On the other hand, with a SLR or DSLR used in conventional mode, at very high shutter speed, there is negligible danger to your sensor since it will be open only for a small fraction of a second. HOWEVER, that energy has to go somewhere when the shutter is closed. It is being reflected partly up to the viewfinder, and partly is going THROUGH the mirror onto the AF/AE sensors. So while your sensor may be safe, other parts of the camera can be fried from heat or UV. And you're back to the same problem: with a wide enough lens, and brief use (e.g. long enough to point in the general direction and fire, as opposed to sitting on a tripod pointing all the time), probably no damage will be done. After all, again MANY shots have the sun in them. But the longer the exposure, the longer the lens, and the less durable the camera the more likely you will get damage. The only safe way to avoid damage is to just not do that -- get a filter on the front. Plus there's going to be the temptation to frame by looking through the viewfinder. Don't.
The reason I go through a long discussion is that I am hearing more and more people say "I get the sun in my shot all the time so I know it's OK". Then, they or others may take that as permission to set up a tripod and get a time lapsed shot of the sun as it goes across the sky -- and find they are burning a path through the interior of their camera. Or will find eye damage when they stare at it a while to frame their shots.

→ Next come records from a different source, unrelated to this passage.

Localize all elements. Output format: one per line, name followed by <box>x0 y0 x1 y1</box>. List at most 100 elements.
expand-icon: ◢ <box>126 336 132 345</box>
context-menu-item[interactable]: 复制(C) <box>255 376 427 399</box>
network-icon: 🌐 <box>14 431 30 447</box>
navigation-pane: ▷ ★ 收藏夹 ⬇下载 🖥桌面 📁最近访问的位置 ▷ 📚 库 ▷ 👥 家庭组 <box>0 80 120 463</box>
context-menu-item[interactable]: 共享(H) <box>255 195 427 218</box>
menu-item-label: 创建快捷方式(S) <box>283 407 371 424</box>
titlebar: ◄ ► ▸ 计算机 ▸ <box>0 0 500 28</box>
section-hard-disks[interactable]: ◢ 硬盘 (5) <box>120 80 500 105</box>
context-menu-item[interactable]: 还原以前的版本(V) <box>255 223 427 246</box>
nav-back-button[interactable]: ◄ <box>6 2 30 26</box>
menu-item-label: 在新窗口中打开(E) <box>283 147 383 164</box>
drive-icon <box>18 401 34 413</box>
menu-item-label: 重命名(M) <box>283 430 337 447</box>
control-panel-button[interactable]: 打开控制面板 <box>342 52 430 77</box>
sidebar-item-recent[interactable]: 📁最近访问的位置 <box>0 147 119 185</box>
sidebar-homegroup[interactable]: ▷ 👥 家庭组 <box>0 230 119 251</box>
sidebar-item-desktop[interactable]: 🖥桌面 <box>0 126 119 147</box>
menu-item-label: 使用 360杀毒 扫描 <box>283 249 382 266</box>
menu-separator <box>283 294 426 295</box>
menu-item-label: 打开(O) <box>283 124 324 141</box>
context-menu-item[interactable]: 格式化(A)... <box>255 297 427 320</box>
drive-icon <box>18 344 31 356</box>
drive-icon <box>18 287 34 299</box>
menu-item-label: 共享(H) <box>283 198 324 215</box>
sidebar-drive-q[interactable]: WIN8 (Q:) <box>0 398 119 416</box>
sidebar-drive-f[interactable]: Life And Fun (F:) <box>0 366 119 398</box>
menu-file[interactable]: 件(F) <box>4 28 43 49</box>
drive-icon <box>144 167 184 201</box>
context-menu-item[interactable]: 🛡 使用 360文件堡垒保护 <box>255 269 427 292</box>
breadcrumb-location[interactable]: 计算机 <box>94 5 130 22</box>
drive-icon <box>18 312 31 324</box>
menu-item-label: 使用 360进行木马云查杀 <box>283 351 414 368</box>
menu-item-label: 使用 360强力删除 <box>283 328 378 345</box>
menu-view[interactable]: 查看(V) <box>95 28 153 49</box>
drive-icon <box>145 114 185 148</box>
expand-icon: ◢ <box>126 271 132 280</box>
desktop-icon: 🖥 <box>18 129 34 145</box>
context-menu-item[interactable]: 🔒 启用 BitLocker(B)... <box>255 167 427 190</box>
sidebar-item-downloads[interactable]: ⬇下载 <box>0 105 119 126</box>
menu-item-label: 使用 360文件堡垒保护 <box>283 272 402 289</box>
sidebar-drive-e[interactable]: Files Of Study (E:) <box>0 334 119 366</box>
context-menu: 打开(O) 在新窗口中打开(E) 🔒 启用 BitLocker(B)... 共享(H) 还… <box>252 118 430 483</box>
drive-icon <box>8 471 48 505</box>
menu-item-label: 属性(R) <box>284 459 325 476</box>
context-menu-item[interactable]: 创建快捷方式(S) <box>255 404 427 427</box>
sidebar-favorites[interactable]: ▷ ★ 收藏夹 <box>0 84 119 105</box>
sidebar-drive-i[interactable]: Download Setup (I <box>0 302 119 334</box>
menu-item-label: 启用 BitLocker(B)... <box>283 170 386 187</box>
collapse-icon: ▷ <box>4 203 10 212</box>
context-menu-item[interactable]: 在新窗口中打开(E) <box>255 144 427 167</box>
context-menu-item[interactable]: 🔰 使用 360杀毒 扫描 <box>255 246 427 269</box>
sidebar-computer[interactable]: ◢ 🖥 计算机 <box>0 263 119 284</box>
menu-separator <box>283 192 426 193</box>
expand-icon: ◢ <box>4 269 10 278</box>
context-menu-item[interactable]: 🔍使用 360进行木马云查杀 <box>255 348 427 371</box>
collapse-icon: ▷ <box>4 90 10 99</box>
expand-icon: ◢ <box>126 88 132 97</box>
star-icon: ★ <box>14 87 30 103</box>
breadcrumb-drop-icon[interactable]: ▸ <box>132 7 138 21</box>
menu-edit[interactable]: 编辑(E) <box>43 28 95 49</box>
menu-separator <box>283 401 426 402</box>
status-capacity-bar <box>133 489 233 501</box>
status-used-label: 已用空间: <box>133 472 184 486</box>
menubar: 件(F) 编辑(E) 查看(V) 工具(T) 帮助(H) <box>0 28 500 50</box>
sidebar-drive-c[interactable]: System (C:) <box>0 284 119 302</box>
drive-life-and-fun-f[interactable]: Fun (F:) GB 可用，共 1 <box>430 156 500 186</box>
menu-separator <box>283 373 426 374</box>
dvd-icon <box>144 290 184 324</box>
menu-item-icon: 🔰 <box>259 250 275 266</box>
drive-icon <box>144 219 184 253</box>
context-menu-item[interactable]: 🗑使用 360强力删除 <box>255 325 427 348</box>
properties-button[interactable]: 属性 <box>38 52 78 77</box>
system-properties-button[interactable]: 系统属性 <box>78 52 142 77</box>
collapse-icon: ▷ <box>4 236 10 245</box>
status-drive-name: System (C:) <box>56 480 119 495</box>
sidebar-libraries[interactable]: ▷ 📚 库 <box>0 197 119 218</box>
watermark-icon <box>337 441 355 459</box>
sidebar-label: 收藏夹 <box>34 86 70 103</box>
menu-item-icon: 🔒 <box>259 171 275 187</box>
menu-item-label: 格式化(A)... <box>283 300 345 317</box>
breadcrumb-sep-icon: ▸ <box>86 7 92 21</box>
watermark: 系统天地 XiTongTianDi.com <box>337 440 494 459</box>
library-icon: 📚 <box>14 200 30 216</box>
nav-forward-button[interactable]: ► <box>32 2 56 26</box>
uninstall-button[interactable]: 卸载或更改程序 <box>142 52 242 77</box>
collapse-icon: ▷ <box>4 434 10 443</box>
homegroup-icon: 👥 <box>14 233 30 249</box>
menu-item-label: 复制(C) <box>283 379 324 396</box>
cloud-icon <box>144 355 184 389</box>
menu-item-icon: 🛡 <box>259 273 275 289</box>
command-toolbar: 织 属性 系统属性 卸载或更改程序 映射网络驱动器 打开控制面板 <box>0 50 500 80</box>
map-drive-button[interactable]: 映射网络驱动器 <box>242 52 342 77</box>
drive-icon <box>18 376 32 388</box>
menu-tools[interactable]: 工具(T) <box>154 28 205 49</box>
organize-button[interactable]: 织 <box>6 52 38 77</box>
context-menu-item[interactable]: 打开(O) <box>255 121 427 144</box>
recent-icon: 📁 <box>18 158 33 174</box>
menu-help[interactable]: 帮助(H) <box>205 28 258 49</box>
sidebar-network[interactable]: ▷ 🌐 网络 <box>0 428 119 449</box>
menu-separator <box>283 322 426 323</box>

Remember your youth, when you or someone burned wood (or worse) with a magnifying glass. A focused image of the sun is not safe for materials or people, even if in some circumstances nothing bad happens. Solar film is cheap if you must photograph the partial (or full) sun.
Finally as mentioned elsewhere, generally speaking the sun will be too bright without the filter to have any meaningful appearance i a shot, even with mostly occluded it is too bright since while total light falls off, the light from the part you see is exactly the same and too bright to image (without a filter). A more interesting with high percentage partial eclipse is to use light passing through leaves and such, as the speckles on the ground take on the shape of the occluded sun.